Since 2006, men’s social club Gamma Sigma Phi has won seven Sing Song titles, including several consecutive wins in the late 2000s. They won last year as well, so the pressure is on to create another winning act as Mailmen for this year’s theme On The Town.
With so many wins in recent years, GSP is also quickly catching up to the men of Galaxy, who hold the record for the most Sing Song wins with 25, while GSP has 18.
GSP Sing Song Director Kirk Farrell said GSP has been so successful in recent years because of several reasons, including numbers, talent, creativity and a strong will to win. Having a well-rounded and competitive act, along with hours of practice, will allow the group to perform their best on stage this weekend, he said.
“None of our victories come easy,” said Farrell, senior youth and family ministry major from Richardson. “We always work really hard and buy in to the Sing Song process. The men of GSP have a strong commitment to excellence in all that we do, and Sing Song is no different.”
The road to victory starts long before the practices begin, and winning isn’t even the main goal of the group. Instead, the men focus on working hard and showcasing their ability, and if they do that, Farrell said they will walk away as champions.
Galaxy director David Martinez said despite the recent drought of Sing Song titles, they hope to continue the tradition of being the winningest men’s club by changing their attitude and setting higher standards for themselves this year.
“I think we’ll stand out because we made an act everyone can relate to,” said Martinez, sophomore kinesiology and biblical studies major from Houston. “There’ll be a lot of parents in the audience, and I think when they hear us they’ll be able to pick out little jokes and reflections of personal experience that can be meaningful and humorous.
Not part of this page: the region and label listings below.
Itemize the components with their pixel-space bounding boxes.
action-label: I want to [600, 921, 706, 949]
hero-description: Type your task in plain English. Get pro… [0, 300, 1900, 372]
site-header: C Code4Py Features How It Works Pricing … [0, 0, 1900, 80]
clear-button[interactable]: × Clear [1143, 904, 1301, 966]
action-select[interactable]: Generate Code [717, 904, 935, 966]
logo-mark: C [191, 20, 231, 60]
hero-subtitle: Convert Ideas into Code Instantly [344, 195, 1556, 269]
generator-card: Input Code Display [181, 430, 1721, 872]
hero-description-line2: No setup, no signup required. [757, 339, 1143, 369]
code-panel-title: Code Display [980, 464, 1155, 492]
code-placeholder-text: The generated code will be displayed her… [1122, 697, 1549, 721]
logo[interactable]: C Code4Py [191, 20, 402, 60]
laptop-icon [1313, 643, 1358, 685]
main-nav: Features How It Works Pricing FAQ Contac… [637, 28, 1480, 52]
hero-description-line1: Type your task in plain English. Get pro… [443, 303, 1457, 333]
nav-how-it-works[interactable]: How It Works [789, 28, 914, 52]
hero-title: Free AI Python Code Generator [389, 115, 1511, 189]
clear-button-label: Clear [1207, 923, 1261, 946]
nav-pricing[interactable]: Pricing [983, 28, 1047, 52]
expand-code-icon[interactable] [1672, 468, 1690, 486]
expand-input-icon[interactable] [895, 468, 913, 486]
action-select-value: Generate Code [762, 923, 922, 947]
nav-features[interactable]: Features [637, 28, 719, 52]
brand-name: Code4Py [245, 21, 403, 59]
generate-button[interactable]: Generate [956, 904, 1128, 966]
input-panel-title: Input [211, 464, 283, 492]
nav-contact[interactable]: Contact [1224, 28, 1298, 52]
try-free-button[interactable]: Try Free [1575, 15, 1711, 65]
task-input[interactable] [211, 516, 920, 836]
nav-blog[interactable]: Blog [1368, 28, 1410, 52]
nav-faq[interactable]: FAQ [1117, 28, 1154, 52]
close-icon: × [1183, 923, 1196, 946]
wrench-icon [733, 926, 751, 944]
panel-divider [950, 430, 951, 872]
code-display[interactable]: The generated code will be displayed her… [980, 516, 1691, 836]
We set out to make an act for the people and we had a blast doing it.”
Downstage co-chair Alyssa Timmons said the key to a great Sing Song act is usually found in the leaders of the act.
“If an act has great, creative leaders that people will respect, there’s potential to have a killer act,” said Timmons, senior marketing and management major from Lubbock. “Of course the vocals, appearance and other things are what is tied into the physical aspect of winning, but it’s ultimately who leads the group that can bring them to victory.”
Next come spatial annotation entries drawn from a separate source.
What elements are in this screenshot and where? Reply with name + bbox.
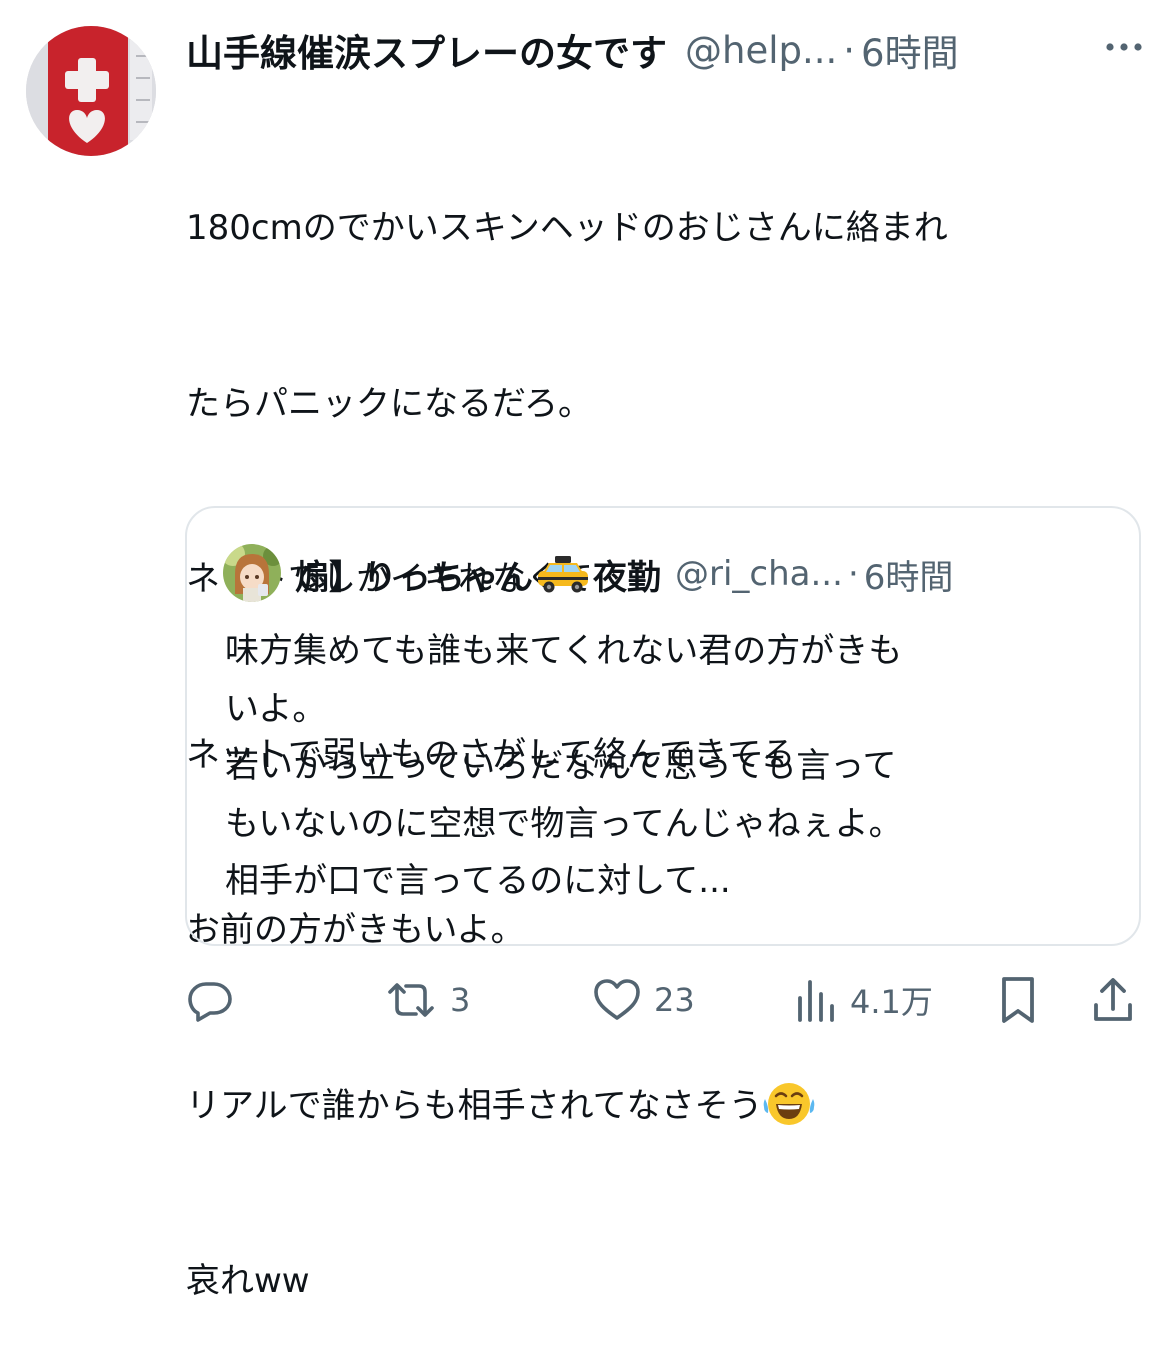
post-text-segment: リアルで誰からも相手されてなさそう: [186, 1085, 763, 1126]
quoted-text-line: 味方集めても誰も来てくれない君の方がきも: [225, 631, 903, 671]
author-display-name[interactable]: 山手線催涙スプレーの女です: [186, 23, 667, 77]
quoted-author-avatar[interactable]: [223, 544, 281, 602]
action-bar: 3 23 4.1万: [186, 970, 1146, 1030]
header-separator: ·: [843, 28, 856, 72]
quoted-text-line: 相手が口で言ってるのに対して...: [225, 861, 731, 901]
share-icon: [1091, 975, 1135, 1025]
quoted-name-prefix: 煽】りっちゃん: [295, 557, 533, 598]
views-count: 4.1万: [850, 983, 933, 1021]
quoted-header: 煽】りっちゃん 夜勤 @ri_cha... · 6時間: [295, 546, 953, 602]
joy-emoji: [763, 1077, 815, 1129]
quoted-text-line: 若いから立っていろだなんて思っても言って: [225, 746, 897, 786]
like-button[interactable]: 23: [592, 970, 695, 1030]
author-handle[interactable]: @help...: [685, 29, 837, 72]
post-header: 山手線催涙スプレーの女です @help... · 6時間: [186, 22, 1146, 78]
repost-count: 3: [450, 981, 471, 1019]
quoted-post[interactable]: 煽】りっちゃん 夜勤 @ri_cha... · 6時間 味方集めても誰も来てくれ…: [185, 506, 1141, 946]
bookmark-icon: [996, 975, 1040, 1025]
quoted-handle[interactable]: @ri_cha...: [675, 554, 843, 594]
reply-icon: [186, 976, 234, 1024]
quoted-name-suffix: 夜勤: [593, 557, 661, 598]
post-text-line-with-emoji: リアルで誰からも相手されてなさそう: [186, 1077, 1146, 1136]
quoted-text-line: いよ。: [225, 688, 327, 729]
quoted-display-name[interactable]: 煽】りっちゃん 夜勤: [295, 550, 661, 599]
quoted-text-line: もいないのに空想で物言ってんじゃねぇよ。: [225, 803, 903, 844]
repost-icon: [384, 976, 438, 1024]
taxi-emoji: [535, 553, 591, 595]
views-button[interactable]: 4.1万: [794, 970, 933, 1030]
post-text-line: 哀れww: [186, 1261, 310, 1301]
quoted-header-separator: ·: [847, 554, 859, 594]
repost-button[interactable]: 3: [384, 970, 470, 1030]
more-options-icon[interactable]: [1102, 32, 1146, 62]
post-timestamp[interactable]: 6時間: [861, 23, 959, 77]
reply-button[interactable]: [186, 970, 234, 1030]
author-avatar[interactable]: [26, 26, 156, 156]
quoted-timestamp[interactable]: 6時間: [864, 550, 954, 599]
quoted-text: 味方集めても誰も来てくれない君の方がきも いよ。 若いから立っていろだなんて思っ…: [225, 623, 1105, 911]
views-icon: [794, 976, 838, 1024]
post-text-line: たらパニックになるだろ。: [186, 383, 592, 424]
bookmark-button[interactable]: [996, 970, 1040, 1030]
share-button[interactable]: [1091, 970, 1135, 1030]
heart-icon: [592, 976, 642, 1024]
like-count: 23: [654, 981, 695, 1019]
post-text-line: 180cmのでかいスキンヘッドのおじさんに絡まれ: [186, 208, 948, 248]
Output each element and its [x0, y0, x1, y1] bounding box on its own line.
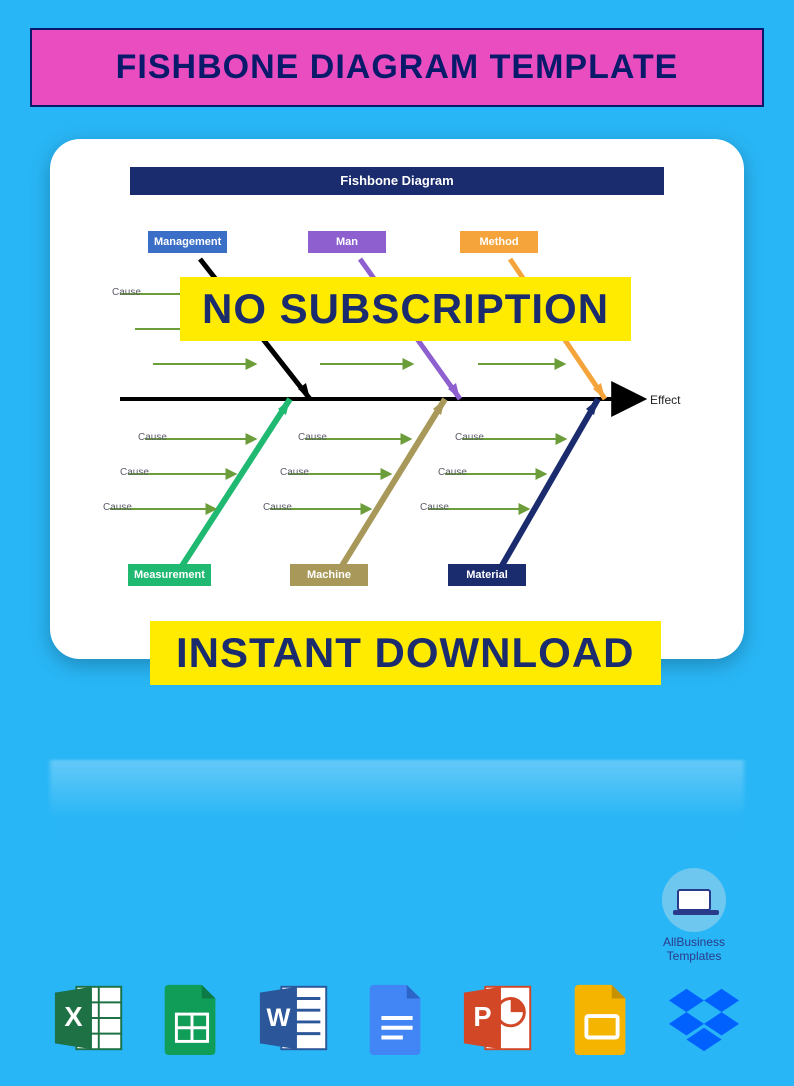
diagram-header: Fishbone Diagram [130, 167, 664, 195]
excel-icon: X [50, 978, 130, 1058]
cause-label: Cause [138, 432, 167, 443]
powerpoint-icon: P [459, 978, 539, 1058]
cat-management: Management [148, 231, 227, 253]
cat-man: Man [308, 231, 386, 253]
docs-icon [357, 978, 437, 1058]
preview-card: Fishbone Diagram [50, 139, 744, 659]
cause-label: Cause [438, 467, 467, 478]
cause-label: Cause [103, 502, 132, 513]
apps-row: X W P [50, 978, 744, 1058]
overlay-instant-download: INSTANT DOWNLOAD [150, 621, 661, 685]
slides-icon [562, 978, 642, 1058]
cat-material: Material [448, 564, 526, 586]
overlay-no-subscription: NO SUBSCRIPTION [180, 277, 631, 341]
cat-method: Method [460, 231, 538, 253]
word-icon: W [255, 978, 335, 1058]
cat-measurement: Measurement [128, 564, 211, 586]
cause-label: Cause [280, 467, 309, 478]
laptop-icon [677, 889, 711, 911]
svg-text:W: W [266, 1004, 290, 1032]
svg-text:X: X [64, 1001, 82, 1032]
effect-label: Effect [650, 393, 680, 407]
cause-label: Cause [120, 467, 149, 478]
preview-card-wrap: Fishbone Diagram [50, 139, 744, 659]
dropbox-icon [664, 978, 744, 1058]
title-bar: FISHBONE DIAGRAM TEMPLATE [30, 28, 764, 107]
card-reflection [50, 760, 744, 843]
sheets-icon [152, 978, 232, 1058]
cause-label: Cause [263, 502, 292, 513]
svg-text:P: P [474, 1001, 492, 1032]
brand-line1: AllBusiness [644, 936, 744, 950]
cat-machine: Machine [290, 564, 368, 586]
cause-label: Cause [112, 287, 141, 298]
cause-label: Cause [420, 502, 449, 513]
brand-circle-icon [662, 868, 726, 932]
cause-label: Cause [298, 432, 327, 443]
cause-label: Cause [455, 432, 484, 443]
page-title: FISHBONE DIAGRAM TEMPLATE [42, 48, 752, 87]
brand-badge: AllBusiness Templates [644, 868, 744, 964]
brand-line2: Templates [644, 950, 744, 964]
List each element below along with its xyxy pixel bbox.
Timmons has already seen all the acts, including both Galaxy and GSP, and said all the men’s clubs have stepped it up this year and will make for a a great, competitive show.
“A victory is by no means guaranteed to us,” Farrell said. “We’re facing some of our toughest competition in recent years. However, winning has never been my top priority. From the start I’ve told my guys that I’m not asking for them to give me the best. I am asking for their best. There’s a huge difference. When we become so focused on winning, we lose sight of our mission.”
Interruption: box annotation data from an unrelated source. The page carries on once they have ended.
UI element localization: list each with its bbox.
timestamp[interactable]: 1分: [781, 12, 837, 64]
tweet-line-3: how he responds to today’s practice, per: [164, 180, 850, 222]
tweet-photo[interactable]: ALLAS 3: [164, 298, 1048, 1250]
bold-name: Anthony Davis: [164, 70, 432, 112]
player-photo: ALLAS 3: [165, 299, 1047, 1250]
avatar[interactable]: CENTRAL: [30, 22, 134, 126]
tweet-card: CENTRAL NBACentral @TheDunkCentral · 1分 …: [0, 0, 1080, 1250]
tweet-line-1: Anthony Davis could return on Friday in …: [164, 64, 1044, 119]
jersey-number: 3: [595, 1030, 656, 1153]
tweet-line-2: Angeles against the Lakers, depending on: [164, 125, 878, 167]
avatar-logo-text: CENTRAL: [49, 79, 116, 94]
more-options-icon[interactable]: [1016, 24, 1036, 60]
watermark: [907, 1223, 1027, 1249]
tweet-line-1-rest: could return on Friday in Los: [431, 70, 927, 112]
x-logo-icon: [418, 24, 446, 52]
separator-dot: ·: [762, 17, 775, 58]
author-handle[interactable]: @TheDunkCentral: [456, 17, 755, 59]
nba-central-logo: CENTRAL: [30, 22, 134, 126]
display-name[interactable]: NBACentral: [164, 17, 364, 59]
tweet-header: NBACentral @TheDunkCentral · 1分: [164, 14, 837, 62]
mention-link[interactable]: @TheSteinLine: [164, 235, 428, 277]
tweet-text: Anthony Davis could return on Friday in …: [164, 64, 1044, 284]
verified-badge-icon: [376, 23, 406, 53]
Farrell is no stranger to the job of Sing Song director””he directed the freshman act three years ago, but directing a men’s club is very different because there are a lot of members and alumni who expect a win from GSP, he said.
“The biggest challenge for me is to maintain balance,” Farrell said. “Balance between Sing Song and the rest of my life, between competition and fun and between being a friend and a leader. It’s doable, but by no means easy.”
Farrell also added he can’t wait until Sing Song is over so he can nap for 6-8 days straight.
“I just keep my mind focused on my goals and do what I need to get done. Win or lose, I’ll be proud of our act and proud to have directed the men of Gamma Sigma Phi.”